Another 146 inmates were boarded out, either because of overcrowding or mental-health issues.
Mulverhill said that overcrowding could have been worse if not for the Alternative to Incarceration Program, which allows non-violent offenders to be released to home monitoring.
That program saw 67 inmates housed at home and monitored with an ankle bracelet in 2012, which saved roughly $705,300, since it costs about $100 per day per inmate for housing at the County Jail.
The sheriff said the $70,000 program costs, including the $4.50 daily charge to track each offender electronically, provided a net savings of $600,000 to taxpayers.
The program started on Feb. 3, 2011, and by the end of that year, 65 people were wearing bracelets, saving the county about $500,000.
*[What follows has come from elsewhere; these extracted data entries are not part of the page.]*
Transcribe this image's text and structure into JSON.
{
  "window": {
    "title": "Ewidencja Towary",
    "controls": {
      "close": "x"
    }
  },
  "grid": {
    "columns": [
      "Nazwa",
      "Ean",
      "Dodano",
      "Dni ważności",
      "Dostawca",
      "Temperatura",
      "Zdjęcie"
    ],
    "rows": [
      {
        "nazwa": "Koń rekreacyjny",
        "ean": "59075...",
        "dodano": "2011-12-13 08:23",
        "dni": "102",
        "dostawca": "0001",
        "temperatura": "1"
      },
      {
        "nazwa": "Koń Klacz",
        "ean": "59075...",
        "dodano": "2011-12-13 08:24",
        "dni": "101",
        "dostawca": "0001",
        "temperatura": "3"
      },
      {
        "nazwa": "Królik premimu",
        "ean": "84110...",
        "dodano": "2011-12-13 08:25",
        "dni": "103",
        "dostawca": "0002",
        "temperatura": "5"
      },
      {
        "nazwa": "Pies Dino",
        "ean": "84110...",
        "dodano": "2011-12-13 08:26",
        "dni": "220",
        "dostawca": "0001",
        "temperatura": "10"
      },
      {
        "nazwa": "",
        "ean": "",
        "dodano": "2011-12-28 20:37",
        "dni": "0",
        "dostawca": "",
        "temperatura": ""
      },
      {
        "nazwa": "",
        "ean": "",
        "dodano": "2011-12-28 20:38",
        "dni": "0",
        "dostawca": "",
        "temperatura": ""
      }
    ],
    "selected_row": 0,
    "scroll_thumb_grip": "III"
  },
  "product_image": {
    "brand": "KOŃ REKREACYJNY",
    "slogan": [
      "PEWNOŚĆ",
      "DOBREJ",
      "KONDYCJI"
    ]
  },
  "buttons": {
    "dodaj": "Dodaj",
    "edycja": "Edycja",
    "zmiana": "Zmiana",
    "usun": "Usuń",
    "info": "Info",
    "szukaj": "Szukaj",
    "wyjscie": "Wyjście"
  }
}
Four inmates in 2011 and then in 2012 violated the terms of their home-monitor release and returned to jail, he said.
The Franklin County Sheriff’s Association purchased a Child Safe Identification System for $5,000 to provide an ID card with a photo, fingerprint and other information that can be easily accessed and forwarded to the Amber Alert System if a child is reported missing.
According to the report, the Sheriff’s Department also:
▶ Established a website, www.franklincountysheriffsoffice.us, and Facebook page.
▶ Obtained free military-surplus vehicles and equipment, including a truck and covered trailer and a 10-passenger van.
▶ Arranged for inmates to perform janitorial work, snow removal and lawn care at both the jail and Emergency Services Building next door.
“We hope to expand that to work projects to help in the community,” Mulverhill said, such as the Gleaning Program operated by the Joint Council on Economic Opportunity (JCEO).
He said inmates can’t be forced to work until they are sentenced, and that participation depends on their type of conviction, so there are few who might qualify to work outside the jail.